Audiovisuelle Wahrnehmung
3 Multimodale Integration
Die Möglichkeit der Integration multimodaler Sinnesreize in sinnvolle Einheiten bietet uns viele Vorteile, beispielsweise die verbesserte Verständlichkeit von Sprache. Durch die enorme Selektivität unseres Gehörsinns ist es möglich, einer Stimme auch in einer lauten Umgebung aufmerksam zu folgen. Sieht man aber gleichzeitig die Gesichts- und Lippenbewegungen der sprechenden Person, wird das Verständnis ungemein gesteigert. Bei der multimodalen Integration wird also die Wahrnehmung in einem Sinnesgebiet durch die Wahrnehmung in einem anderen beeinflusst, da die beiden Bestandteile in einer widerspruchsfreien Interpretation integriert werden. Die Verknüpfung visueller und auditiver Sinnesreize erfolgt jedoch nicht nur, wie lange Zeit angenommen, durch mentale Konstruktion; es wurde gezeigt, dass die verschiedenen Sinnesreize bereits auf neuronaler Ebene in sogenannten multimodalen Neuronen[5] konvergieren. Multimodale Integration ereignet sich somit teilweise schon auf der untersten Wahrnehmungsebene, manchmal sogar noch vor der Objekterkennung.

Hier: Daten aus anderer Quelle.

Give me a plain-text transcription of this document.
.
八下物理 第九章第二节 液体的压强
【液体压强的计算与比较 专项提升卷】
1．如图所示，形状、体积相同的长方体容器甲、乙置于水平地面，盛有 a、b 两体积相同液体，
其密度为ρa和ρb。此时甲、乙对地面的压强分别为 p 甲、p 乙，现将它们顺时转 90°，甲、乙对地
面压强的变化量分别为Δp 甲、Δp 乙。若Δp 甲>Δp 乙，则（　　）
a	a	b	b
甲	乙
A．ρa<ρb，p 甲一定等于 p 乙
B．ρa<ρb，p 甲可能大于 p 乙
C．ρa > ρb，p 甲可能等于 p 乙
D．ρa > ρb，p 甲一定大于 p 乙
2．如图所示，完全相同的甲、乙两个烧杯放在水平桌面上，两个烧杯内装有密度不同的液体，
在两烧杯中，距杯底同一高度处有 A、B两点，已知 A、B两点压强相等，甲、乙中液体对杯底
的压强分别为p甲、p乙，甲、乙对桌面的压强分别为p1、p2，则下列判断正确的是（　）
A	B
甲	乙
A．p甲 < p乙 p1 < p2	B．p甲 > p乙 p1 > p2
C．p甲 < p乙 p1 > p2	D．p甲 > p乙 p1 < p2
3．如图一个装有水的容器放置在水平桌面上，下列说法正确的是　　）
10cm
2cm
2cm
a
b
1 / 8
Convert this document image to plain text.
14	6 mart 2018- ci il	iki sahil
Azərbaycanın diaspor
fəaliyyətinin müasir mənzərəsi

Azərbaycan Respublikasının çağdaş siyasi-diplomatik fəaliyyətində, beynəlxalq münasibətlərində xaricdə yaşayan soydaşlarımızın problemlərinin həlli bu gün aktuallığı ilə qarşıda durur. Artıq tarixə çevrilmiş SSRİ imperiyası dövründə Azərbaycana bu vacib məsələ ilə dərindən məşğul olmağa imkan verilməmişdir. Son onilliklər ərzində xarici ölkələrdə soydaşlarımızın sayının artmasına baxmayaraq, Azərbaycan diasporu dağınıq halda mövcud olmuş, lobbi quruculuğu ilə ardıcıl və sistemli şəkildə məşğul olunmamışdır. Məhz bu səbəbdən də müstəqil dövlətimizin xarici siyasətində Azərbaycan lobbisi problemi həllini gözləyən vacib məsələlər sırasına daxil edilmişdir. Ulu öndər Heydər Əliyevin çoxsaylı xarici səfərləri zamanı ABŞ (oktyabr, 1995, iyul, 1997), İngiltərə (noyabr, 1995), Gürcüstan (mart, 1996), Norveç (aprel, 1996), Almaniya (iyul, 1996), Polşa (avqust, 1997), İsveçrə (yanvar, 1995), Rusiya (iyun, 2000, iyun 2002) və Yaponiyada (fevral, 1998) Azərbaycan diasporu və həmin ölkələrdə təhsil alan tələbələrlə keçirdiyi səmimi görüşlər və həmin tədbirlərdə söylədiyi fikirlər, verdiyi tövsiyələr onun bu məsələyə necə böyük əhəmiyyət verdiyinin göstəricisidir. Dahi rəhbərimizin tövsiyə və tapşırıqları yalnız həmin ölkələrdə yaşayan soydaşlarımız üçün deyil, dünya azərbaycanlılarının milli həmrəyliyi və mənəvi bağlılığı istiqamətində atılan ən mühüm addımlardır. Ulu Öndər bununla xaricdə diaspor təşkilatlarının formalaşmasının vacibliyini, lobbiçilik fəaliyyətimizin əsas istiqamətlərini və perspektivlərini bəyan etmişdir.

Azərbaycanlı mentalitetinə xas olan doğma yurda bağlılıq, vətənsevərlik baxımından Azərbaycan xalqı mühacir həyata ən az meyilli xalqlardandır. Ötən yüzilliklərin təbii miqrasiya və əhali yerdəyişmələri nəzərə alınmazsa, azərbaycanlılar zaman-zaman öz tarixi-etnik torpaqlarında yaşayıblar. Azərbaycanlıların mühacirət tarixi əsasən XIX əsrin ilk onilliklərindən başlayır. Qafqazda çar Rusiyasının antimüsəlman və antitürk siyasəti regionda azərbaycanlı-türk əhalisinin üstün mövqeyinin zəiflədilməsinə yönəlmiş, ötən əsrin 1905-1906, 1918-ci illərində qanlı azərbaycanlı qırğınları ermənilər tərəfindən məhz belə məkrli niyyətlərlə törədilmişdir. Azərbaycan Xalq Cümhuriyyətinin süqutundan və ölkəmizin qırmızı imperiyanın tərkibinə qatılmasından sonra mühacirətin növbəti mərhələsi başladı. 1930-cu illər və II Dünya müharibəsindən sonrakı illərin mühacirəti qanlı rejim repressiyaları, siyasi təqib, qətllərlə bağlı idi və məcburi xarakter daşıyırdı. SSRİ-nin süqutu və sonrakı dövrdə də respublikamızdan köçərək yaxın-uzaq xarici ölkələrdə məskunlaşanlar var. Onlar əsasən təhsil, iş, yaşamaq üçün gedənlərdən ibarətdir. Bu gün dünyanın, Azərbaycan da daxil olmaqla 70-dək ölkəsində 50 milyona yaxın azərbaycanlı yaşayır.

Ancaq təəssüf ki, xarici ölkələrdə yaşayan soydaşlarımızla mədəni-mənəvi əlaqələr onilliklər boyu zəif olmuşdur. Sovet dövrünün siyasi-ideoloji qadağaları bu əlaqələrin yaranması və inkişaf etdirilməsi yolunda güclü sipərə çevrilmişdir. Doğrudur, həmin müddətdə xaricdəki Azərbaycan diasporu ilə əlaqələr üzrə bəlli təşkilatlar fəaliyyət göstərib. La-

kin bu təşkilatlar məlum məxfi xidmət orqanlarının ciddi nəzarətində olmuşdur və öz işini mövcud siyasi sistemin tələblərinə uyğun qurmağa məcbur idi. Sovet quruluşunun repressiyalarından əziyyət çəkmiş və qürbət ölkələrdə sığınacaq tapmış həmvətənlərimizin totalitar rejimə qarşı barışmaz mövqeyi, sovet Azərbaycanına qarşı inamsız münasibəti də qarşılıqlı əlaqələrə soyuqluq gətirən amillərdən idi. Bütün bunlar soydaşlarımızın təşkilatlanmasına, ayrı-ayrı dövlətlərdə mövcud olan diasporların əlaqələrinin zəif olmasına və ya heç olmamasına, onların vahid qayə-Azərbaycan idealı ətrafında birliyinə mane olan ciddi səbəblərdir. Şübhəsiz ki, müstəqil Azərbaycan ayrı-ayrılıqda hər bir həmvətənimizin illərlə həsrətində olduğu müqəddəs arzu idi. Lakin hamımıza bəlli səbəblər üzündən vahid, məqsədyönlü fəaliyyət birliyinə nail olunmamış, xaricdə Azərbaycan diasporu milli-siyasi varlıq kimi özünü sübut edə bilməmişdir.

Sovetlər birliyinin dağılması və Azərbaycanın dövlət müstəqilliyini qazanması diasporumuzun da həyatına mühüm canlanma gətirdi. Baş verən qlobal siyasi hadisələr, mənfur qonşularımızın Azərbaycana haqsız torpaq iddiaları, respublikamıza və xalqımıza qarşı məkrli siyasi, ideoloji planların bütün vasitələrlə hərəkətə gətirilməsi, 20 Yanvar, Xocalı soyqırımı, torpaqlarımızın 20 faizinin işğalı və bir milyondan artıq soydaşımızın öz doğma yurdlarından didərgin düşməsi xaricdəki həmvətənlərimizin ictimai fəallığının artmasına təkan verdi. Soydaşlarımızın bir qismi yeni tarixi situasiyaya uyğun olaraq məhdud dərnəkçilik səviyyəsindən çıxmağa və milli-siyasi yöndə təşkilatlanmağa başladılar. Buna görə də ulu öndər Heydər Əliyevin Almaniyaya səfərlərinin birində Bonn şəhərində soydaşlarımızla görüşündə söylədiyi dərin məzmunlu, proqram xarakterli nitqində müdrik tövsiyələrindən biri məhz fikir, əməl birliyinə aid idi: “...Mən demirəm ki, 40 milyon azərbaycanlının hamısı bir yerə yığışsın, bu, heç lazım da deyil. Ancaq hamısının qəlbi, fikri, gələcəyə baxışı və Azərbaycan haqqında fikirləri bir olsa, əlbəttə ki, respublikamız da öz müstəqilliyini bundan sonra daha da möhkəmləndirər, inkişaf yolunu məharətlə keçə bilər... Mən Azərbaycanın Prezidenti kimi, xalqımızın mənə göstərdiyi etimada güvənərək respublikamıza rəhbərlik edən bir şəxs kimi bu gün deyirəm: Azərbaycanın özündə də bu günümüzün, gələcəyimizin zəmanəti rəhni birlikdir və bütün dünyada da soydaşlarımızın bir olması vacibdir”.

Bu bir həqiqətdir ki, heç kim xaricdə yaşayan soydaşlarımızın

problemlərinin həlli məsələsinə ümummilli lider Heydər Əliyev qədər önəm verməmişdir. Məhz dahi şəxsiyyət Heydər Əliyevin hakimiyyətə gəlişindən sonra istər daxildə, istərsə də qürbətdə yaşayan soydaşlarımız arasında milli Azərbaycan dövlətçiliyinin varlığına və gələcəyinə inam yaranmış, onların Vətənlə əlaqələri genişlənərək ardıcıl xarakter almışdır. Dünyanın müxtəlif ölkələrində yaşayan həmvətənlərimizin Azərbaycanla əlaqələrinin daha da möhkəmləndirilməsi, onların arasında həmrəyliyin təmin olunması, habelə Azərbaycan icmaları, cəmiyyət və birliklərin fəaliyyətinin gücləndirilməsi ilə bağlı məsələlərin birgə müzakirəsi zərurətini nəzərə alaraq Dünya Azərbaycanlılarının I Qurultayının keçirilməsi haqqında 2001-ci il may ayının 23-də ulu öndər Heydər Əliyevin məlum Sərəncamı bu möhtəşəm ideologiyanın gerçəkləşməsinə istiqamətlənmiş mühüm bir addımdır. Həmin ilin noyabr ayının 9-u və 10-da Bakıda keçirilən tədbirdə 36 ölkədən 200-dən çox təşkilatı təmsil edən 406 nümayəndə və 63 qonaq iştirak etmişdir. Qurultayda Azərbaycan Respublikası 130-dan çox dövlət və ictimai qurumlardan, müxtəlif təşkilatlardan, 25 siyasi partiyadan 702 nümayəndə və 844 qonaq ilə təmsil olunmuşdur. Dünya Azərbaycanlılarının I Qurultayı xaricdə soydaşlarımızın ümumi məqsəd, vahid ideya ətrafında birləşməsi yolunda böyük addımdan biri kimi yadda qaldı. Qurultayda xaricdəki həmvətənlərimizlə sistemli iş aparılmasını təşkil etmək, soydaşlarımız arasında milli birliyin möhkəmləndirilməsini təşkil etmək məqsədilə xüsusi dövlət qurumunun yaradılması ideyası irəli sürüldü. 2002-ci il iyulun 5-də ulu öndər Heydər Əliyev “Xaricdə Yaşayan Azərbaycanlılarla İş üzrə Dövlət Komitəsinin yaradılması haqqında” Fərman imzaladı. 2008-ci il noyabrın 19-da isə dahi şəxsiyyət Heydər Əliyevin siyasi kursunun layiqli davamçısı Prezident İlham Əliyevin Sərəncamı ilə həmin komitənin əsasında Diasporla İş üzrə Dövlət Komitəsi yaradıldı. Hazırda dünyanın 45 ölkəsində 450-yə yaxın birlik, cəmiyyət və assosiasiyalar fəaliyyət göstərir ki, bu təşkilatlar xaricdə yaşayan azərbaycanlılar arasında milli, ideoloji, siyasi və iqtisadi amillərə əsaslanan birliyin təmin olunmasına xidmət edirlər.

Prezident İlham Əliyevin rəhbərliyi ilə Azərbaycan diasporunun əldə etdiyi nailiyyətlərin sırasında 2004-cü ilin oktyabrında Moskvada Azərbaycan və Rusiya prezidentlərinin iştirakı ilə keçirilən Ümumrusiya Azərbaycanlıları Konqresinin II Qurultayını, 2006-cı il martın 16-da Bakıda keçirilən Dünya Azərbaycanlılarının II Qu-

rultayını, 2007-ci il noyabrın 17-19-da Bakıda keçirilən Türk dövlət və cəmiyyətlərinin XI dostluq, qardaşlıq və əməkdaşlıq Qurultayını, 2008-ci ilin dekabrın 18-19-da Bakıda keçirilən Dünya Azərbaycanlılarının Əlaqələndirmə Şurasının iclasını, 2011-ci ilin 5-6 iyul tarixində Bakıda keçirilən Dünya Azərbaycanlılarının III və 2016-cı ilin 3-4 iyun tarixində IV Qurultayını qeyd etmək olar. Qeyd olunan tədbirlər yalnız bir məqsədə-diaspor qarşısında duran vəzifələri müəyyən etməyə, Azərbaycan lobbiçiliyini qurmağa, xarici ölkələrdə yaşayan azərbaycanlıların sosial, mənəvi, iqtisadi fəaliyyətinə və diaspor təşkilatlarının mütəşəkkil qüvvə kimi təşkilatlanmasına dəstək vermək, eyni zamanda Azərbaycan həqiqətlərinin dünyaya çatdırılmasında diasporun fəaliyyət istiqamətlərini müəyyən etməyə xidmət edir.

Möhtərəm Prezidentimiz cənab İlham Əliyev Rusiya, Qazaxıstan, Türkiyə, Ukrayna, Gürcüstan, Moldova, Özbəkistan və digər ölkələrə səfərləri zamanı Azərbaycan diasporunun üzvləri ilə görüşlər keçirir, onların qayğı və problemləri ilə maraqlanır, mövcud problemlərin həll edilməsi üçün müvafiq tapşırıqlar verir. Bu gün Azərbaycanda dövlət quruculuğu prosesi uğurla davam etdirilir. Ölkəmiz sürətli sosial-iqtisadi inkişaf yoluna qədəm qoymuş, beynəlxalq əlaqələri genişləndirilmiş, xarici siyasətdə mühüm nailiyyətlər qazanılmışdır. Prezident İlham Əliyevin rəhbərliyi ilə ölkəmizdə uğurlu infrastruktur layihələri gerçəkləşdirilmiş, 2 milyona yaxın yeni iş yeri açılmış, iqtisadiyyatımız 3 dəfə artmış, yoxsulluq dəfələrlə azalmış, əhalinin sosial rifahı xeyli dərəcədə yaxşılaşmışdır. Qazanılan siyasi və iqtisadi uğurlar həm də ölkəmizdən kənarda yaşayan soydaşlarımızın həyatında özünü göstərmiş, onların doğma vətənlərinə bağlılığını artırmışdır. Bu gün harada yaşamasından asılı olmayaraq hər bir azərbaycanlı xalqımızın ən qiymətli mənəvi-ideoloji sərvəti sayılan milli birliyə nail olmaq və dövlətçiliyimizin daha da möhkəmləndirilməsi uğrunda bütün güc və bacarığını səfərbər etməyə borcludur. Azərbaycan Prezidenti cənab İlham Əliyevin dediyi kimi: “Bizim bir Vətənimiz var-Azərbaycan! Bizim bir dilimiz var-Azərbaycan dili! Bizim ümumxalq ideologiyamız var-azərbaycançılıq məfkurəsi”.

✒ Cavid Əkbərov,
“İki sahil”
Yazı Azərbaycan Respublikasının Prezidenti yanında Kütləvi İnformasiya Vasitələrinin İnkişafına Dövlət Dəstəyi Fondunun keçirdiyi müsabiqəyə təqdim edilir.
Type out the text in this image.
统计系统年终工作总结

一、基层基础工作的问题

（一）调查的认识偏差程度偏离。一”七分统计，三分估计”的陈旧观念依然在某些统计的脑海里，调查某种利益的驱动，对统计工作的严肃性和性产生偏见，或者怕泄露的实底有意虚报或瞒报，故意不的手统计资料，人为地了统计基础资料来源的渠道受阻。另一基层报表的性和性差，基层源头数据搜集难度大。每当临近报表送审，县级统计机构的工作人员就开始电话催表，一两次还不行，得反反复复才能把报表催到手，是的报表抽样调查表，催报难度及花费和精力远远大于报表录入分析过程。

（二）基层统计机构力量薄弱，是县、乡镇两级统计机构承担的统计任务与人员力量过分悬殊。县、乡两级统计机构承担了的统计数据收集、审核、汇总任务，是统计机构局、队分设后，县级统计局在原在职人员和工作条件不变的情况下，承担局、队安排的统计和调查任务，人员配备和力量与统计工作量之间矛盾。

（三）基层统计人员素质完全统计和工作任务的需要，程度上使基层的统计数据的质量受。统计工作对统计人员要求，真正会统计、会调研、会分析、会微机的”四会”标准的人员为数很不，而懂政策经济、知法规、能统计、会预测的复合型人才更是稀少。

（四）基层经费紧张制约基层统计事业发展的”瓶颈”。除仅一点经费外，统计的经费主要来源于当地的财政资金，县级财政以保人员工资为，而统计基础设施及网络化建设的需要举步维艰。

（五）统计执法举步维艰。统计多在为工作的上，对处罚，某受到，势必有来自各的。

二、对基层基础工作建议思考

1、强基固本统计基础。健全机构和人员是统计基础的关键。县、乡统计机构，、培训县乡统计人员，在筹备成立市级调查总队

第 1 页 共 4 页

Im Gegensatz zur genuinen Synästhesie, die als absolut[6] gilt, ist die multimodale Integration vom jeweiligen Kontext abhängig: Liefert ein Sinn zu wenig oder unklare Informationen, so treten andere Sinne als Korrektiv auf – bei Verdunklung der Umgebung wird etwa die auditive Wahrnehmung für die räumliche Orientierung wichtiger. Unabhängig von der Modalität dominiert in der jeweiligen Situation der verlässlichste Stimulus alle anderen. In der Bewertung der Verlässlichkeit fließen natürlich auch Faktoren wie Aufmerksamkeit, Erfahrung, Motivation und Vorwissen ein, was verdeutlicht, dass multimodale Integration nicht auf die Vorgänge in multimodalen Neuronen reduziert werden kann. Der Schlüssel zu einer stabilen Wahrnehmung ist jedenfalls die effiziente Kombination und Integration von Informationen unterschiedlicher Modalitäten.